ESNAF TÜRKÇE BİLİYOR
Öncelikle bir uyarı ile başlayayım. Avrupa'nın hemen her şehrinde olduğu gibi burada da klozetlerde temizlik musluğu yok. Bu, kültürümüz için büyük bir sorun. (Yanınızda kolonyalı mendil taşımayı unutmayın.) Hadi onu geçtim, sık tuvalet ihtiyacı duyanlar için gidilen pek çok tesiste klozet kapağı kaldırılmış durumda. Yani Türkçesi ile 'Kullanmanız istenmiyor.'Tuvalet -kerhen-orada. Otelden çıkmadan ihtiyaçlarınızı büyük oranda görmüş olun ya da otel çevresinde gezmeye çalışın. İki ülke insanı arasında ciddi bir sorun yok. (Asıl sorun politikacılarda) Hatta kökleri Türkiye'de olanlar size ciddi sempati gösteriyorlar. Bu bağlamda yine bir uyarıda bulunalım: Özel ya da negatif konuşacaksanız sesinizi kısın. Çevrede çok Türk turist olduğu gibi esnafın bir kısmı da Türkçe biliyor.
İSTANBUL'A BENZİYOR
Birlikte gittiğim arkadaşlarım, bana deniz ürünleri değil de et yemem üzerine tavsiyede bulunduklarında anlamsız gelmişti ama haklıymışlar. Deniz ürünleri -özellikle ahtapot- anlamsız bir sertlikte oysa et konusunda çok iyiler. Özellikle Karamanlis ismi taşıyan kasap (ve restoranı) harika pastırma yapıyor. Ha, diyebilirsiniz ki 'pastırmanın halisi burada', haklı olursunuz ama bir konu haricinde... Pastırmayı severiz ama vücuttan çıkan kokusunu değil.
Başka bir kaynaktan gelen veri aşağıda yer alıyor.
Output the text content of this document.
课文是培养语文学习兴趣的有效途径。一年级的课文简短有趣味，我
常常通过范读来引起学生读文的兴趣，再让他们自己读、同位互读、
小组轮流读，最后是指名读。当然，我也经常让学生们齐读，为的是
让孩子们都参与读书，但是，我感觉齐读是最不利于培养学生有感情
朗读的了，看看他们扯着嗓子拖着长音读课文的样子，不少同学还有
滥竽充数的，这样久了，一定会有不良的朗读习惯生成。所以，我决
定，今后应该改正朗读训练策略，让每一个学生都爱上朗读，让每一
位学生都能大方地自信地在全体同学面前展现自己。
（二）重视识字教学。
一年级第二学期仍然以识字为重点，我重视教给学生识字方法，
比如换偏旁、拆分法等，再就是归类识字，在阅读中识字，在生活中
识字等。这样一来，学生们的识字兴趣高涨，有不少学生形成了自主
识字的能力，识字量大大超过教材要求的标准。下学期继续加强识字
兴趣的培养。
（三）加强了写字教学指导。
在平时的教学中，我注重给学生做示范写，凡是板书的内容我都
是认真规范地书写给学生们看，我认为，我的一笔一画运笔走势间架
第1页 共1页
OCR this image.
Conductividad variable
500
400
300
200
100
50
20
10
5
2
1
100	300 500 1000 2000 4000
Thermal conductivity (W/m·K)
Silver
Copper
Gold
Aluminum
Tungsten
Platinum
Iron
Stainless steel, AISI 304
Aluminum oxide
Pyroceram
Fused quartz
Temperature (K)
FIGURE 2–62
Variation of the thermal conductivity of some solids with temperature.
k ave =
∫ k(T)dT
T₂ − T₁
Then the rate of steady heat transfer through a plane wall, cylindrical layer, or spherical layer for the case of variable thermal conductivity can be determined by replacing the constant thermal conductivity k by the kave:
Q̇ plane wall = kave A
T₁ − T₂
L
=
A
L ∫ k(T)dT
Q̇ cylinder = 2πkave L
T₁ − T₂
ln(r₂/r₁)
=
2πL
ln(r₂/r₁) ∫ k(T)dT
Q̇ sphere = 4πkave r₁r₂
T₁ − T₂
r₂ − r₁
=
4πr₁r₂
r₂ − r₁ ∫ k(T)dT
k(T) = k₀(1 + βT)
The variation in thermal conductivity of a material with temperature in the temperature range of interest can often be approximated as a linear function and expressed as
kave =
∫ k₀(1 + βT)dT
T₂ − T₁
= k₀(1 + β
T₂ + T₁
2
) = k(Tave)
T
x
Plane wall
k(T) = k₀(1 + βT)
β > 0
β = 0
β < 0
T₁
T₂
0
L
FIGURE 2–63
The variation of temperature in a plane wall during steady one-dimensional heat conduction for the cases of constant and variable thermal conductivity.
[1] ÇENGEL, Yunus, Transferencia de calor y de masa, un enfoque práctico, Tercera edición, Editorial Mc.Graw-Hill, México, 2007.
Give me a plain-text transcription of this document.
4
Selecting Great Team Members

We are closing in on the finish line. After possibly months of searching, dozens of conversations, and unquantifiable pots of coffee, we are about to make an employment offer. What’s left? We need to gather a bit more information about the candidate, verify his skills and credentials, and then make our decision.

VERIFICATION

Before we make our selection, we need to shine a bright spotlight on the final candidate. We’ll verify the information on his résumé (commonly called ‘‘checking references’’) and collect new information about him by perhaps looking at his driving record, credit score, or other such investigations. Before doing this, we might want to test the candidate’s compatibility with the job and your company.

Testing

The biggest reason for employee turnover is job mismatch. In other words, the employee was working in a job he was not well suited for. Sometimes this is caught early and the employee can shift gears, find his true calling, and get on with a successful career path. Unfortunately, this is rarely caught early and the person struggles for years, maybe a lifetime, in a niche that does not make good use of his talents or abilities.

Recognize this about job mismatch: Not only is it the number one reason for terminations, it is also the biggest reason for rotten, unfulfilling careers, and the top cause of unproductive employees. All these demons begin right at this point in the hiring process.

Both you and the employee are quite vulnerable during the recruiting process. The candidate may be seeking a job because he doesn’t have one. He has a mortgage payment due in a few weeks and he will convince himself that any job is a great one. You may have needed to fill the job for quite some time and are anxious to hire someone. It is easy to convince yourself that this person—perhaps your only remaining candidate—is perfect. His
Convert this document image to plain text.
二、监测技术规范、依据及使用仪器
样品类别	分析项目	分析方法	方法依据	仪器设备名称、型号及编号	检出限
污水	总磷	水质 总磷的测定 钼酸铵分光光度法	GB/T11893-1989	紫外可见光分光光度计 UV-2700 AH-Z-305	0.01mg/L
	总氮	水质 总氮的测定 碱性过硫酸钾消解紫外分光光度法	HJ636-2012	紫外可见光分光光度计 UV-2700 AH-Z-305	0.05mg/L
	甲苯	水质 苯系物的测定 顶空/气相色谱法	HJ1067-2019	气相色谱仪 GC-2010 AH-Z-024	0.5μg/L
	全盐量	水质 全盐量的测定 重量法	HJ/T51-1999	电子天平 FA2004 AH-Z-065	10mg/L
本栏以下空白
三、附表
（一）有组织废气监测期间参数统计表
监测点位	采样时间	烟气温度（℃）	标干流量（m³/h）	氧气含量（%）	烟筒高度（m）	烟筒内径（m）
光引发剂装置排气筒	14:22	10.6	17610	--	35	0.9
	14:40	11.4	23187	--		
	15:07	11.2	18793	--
Çemenin içindeki maddeler ağır koku yapar. Karamanlis'in pastırması çok leziz olsa da çemeni hafif. Koku yapmıyor, deneyip görün. Atina'yı ülkemizde en çok İstanbul'a benzettim. Özellikle Plaka ve Kolonaki bölgeleri Bağdat caddesi ile Nişantaşı'na benziyor. Onların 'b sınıfı' diye de ekleyeyim. Onun dışında tarihi binalarına çok sahip değiller. Restorasyon ile pek uğraşmamışlar. Ara sokaklarda binalar eski ve köhne. Özellikle graffiti çok yaygın ve güzelim binalar yazı ve çiziler yüzünden çirkin gözüküyor. Benim gibi fotoğraf çekmeden duramayan bir insanı bile durduran bir şehir bu çünkü burada ülkemde göremeyeceğim hiçbir şey görmedim. Ayrıca hiç fotojenik bir şehir değil.
GÜZEL BİR ALTERNATİF
Şehirdeki Gazzi bölgesi, bizdeki Havagazı fabrikası gibi dönüştürülmüş bir bölge. Burada eğlence mekanları var. Ancak onun haricinde de Atina'da hemen hemen tüm sokaklarda -oturmakla bitiremeyeceğiniz sayıda-irili ufaklı kafeler ve olağanüstü bir genç nüfus var. Rahat bir şehir bu. Kendinizi asla yabancı hissetmiyorsunuz. Sözün özü Atina, bir yurt dışı alternatifi olarak -çok gezmişler için- cazip bir seçenek olmaktan çok, 'hafta sonu ne yapsak?' düşüncesine bir alternatif oluyor.